Nauseati
dall’opulenza eccessiva registrata con gli occhi, con la mente, con il conto in
banca, su e giù per le ridenti colline di Bel Air, si può decidere per una cura
disintossicante e proseguire sul Sunset Boulevard verso il quartiere di Beverly Glen.
Nonostante i suoi
svariati codici postali includano il celeberrimo 90210, attraversandone l'asse principale, il Beverly Glen Boulevard, in direzione degli altrettanto
celeberrimi tornanti di Mulholland Drive, si potrà notare un piacevole
cambiamento, nell’aria esterna e in quella interna all’abitacolo della
macchina.
Le costruzioni
elefantiache da poco abbandonate, infatti, qua hanno lasciato il posto a
edifici di sapore contemporaneo — puntualmente rappresentati da vetro, acciaio e
proporzioni elegantemente a misura d’uomo — alternati a graziosi villini
monofamiliari.
Tutt’intorno colline,
rocce, colori terragni misti al verde nerastro degli alberi regalano la curiosa
sensazione di viaggiare catapultati in una zona di confine, a metà tra il nulla
e il Far West: e le case, sistemate con cura l’una a una vivibile distanza
dall’altra, non fanno che accentuare questa piacevole bizzarria.
La vista inaspettata
di macchie di ulivi richiama altre atmosfere, diverse suggestioni: come a Bel
Air, anche qui, dunque, ci si ritrova a muovere costantemente legati a immagini
mediterranee.
Ogni nuovo miglio di
strada percorsa ha il sapore di un sentiero campestre, nascosto alla vista da
muretti a secco e da greggi di placide pecore; di qua un ginepro, di là del
cisto, si aspetta di minuto in minuto l’ora del fauno, quella in cui la terra
si spaccherà liberando i propri spiriti, rilasciando i propri demoni.
E l’insolita quiete
che avvolge questa, altrimenti trafficata e chiassosa, arteria cittadina,
contribuisce non poco a alimentare la fantasia meridiana, a rintuzzarne la
fiamma vitale.
A tratti, poi, si è
perfino certi d’essere già stati in zona, d’averne già ammirato l’architettura,
che è quella, infatti, di tanti film, di tante serie televisive.
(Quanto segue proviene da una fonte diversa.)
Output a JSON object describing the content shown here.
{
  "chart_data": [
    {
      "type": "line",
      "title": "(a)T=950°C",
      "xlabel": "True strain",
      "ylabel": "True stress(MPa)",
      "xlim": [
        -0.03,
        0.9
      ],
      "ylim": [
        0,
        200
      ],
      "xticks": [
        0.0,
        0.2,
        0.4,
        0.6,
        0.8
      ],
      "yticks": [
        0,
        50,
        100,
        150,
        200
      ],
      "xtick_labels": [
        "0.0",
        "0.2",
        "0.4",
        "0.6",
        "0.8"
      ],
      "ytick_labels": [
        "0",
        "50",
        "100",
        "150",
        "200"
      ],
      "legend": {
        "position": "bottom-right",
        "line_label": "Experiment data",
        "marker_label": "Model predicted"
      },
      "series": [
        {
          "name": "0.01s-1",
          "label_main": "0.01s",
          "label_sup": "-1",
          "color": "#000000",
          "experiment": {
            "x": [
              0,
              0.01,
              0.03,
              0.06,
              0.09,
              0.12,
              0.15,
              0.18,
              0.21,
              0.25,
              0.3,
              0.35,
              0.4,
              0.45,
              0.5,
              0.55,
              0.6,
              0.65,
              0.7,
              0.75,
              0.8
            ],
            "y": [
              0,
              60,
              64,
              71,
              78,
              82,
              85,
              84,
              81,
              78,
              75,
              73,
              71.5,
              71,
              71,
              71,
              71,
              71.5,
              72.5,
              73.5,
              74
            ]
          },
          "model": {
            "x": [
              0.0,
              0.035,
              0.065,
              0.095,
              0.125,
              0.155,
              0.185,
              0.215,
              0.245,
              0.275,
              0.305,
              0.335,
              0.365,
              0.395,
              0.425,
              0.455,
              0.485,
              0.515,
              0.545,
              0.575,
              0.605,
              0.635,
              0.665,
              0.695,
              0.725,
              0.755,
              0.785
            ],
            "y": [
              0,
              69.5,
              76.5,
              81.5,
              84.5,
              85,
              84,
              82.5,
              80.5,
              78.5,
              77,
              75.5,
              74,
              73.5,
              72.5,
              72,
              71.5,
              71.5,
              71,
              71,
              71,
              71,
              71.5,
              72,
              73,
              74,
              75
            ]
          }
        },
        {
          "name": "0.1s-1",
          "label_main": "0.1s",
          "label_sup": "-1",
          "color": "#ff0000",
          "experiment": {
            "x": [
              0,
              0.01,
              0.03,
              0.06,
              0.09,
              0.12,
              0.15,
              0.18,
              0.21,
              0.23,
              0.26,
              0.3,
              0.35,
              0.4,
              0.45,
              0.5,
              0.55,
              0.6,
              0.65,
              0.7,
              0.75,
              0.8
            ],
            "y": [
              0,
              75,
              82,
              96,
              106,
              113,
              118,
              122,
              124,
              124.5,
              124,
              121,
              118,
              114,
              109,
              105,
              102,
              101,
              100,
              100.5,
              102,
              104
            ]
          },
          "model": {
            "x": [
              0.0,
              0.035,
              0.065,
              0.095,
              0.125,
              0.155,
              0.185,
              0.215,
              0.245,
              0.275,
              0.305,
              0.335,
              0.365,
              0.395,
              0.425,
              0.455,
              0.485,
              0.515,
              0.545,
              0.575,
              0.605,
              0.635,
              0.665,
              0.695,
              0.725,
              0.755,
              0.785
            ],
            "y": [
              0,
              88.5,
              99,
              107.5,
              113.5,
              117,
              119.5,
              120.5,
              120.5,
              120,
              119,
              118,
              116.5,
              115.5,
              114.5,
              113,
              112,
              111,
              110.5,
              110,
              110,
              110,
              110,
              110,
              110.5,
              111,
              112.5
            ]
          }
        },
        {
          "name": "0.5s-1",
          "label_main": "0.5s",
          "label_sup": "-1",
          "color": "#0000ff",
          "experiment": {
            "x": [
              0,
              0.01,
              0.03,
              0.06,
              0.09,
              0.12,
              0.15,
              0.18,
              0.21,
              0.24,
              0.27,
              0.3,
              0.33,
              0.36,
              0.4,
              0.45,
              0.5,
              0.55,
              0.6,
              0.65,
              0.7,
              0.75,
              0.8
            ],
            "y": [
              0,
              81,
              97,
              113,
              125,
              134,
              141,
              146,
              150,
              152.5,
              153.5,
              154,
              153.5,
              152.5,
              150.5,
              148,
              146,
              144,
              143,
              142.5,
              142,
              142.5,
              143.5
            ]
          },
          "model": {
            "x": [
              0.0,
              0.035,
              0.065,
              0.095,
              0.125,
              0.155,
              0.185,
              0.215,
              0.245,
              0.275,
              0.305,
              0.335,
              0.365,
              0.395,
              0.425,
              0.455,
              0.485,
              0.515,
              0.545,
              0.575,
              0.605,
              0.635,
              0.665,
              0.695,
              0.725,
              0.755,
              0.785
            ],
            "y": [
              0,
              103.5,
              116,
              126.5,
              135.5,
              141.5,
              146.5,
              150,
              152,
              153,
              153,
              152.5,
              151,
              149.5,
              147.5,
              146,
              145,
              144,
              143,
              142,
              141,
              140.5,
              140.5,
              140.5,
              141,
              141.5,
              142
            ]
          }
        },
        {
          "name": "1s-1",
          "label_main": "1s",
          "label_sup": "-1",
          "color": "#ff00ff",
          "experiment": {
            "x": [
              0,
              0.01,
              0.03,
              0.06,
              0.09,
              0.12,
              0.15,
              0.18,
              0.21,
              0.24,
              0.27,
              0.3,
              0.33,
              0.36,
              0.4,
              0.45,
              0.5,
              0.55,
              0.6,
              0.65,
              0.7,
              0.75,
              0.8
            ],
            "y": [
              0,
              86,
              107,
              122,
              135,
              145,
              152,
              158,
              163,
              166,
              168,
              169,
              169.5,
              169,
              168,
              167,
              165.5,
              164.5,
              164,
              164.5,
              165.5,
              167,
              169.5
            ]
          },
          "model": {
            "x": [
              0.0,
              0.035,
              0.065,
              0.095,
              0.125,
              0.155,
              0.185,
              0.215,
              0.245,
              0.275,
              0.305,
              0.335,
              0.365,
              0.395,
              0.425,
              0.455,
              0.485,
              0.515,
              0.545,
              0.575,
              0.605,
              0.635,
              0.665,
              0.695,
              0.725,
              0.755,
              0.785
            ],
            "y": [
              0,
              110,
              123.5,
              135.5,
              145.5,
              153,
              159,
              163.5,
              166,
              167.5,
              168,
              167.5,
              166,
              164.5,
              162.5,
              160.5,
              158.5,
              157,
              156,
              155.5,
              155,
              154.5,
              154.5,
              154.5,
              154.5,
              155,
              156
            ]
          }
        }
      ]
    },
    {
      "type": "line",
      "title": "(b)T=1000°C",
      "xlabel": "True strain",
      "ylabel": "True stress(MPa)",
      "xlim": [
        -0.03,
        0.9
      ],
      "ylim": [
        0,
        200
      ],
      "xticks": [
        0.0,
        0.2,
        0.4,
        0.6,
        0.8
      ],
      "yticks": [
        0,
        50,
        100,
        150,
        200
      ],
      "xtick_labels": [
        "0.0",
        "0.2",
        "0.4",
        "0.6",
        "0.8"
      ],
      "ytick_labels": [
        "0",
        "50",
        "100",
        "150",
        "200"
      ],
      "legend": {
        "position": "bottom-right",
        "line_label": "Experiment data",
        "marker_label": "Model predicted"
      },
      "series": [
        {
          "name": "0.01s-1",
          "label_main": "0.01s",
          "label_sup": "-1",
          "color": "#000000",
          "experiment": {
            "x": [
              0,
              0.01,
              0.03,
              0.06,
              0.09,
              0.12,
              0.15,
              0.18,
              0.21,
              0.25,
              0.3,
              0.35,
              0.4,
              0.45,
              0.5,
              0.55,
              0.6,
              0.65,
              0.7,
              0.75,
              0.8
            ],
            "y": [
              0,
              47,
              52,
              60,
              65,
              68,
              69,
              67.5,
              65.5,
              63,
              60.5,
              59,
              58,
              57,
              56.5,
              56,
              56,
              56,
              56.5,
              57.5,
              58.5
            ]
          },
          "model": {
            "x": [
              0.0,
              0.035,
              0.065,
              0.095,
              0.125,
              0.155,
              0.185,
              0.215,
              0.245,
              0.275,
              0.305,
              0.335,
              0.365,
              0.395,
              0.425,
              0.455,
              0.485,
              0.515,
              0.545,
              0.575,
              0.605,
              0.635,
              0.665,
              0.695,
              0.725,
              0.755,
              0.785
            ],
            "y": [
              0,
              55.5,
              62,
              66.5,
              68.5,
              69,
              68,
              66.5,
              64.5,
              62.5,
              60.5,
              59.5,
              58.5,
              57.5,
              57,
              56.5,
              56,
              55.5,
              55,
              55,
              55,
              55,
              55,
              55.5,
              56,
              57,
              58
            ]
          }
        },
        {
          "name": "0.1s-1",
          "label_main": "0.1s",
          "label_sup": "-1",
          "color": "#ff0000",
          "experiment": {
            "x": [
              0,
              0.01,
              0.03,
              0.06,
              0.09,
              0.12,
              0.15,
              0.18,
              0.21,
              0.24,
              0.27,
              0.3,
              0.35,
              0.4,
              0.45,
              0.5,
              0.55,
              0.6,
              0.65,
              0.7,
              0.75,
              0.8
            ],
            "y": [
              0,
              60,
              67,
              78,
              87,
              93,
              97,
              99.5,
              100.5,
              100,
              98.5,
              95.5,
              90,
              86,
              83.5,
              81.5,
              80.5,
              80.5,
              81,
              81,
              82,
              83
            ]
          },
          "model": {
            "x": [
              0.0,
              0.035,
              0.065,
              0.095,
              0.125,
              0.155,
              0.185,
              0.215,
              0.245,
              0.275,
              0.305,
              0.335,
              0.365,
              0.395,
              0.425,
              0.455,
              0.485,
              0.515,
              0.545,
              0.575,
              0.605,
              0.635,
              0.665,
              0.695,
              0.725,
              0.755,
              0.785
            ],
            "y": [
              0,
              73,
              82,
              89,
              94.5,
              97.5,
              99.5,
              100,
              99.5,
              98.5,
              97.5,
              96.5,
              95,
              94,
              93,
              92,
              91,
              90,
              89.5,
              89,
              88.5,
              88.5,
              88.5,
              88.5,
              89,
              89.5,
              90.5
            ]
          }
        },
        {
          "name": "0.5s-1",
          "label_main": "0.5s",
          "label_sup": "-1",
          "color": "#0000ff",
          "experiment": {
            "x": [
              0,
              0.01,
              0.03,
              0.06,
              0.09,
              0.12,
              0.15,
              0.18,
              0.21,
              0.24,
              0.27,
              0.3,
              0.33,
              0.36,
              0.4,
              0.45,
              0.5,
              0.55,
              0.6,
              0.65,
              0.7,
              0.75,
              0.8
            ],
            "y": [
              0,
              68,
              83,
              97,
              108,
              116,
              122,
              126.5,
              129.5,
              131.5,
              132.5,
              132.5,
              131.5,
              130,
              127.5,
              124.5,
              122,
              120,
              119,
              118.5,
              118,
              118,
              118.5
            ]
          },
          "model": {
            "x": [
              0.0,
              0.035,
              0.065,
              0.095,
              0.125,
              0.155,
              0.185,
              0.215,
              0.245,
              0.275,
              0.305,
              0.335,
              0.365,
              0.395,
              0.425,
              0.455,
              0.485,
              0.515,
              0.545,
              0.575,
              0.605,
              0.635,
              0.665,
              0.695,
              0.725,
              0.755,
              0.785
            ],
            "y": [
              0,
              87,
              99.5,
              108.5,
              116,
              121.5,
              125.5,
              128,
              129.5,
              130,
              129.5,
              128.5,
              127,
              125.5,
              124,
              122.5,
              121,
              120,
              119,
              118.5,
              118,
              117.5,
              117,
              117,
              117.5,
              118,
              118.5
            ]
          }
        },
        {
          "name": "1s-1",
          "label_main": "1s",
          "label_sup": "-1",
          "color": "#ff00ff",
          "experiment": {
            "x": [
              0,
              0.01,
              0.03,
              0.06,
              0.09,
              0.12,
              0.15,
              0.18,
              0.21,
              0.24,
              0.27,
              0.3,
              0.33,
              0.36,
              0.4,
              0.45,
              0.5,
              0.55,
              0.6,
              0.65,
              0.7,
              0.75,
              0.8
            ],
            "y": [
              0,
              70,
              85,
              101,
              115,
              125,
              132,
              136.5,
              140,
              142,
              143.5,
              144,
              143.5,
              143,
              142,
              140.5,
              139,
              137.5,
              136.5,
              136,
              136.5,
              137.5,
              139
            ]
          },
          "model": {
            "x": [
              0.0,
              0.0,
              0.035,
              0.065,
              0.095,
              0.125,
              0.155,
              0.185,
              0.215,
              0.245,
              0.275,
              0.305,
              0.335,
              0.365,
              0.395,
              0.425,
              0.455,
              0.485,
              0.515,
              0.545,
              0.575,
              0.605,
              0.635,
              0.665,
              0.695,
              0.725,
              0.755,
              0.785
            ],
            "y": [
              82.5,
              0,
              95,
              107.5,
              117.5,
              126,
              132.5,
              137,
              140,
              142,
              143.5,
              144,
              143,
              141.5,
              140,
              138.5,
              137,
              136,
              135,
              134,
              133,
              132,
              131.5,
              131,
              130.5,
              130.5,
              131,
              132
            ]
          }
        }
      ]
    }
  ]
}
Di più, a
volte si ha la netta impressione d’aver già visitato questi luoghi grazie a un
cinema particolare, grazie a una storia particolare, grazie a Michelangelo Antonioni, cioè, e ai colori di Zabriskie Point.
Ma basta proseguire
ancora, per cambiare parere, per modificare punto di vista: quando
all’orizzonte compaiono piccole costruzioni in legno, simili a baite di
montagna, è naturale pensare a paesaggi alpestri, a stazzi e mucche, a gerani e
a mastelli.
Perché a Los Angeles,
nella patria dell’artefatto e dell’effimero, è possibile esperire mille vite
diverse nello stesso posto, nello stesso istante.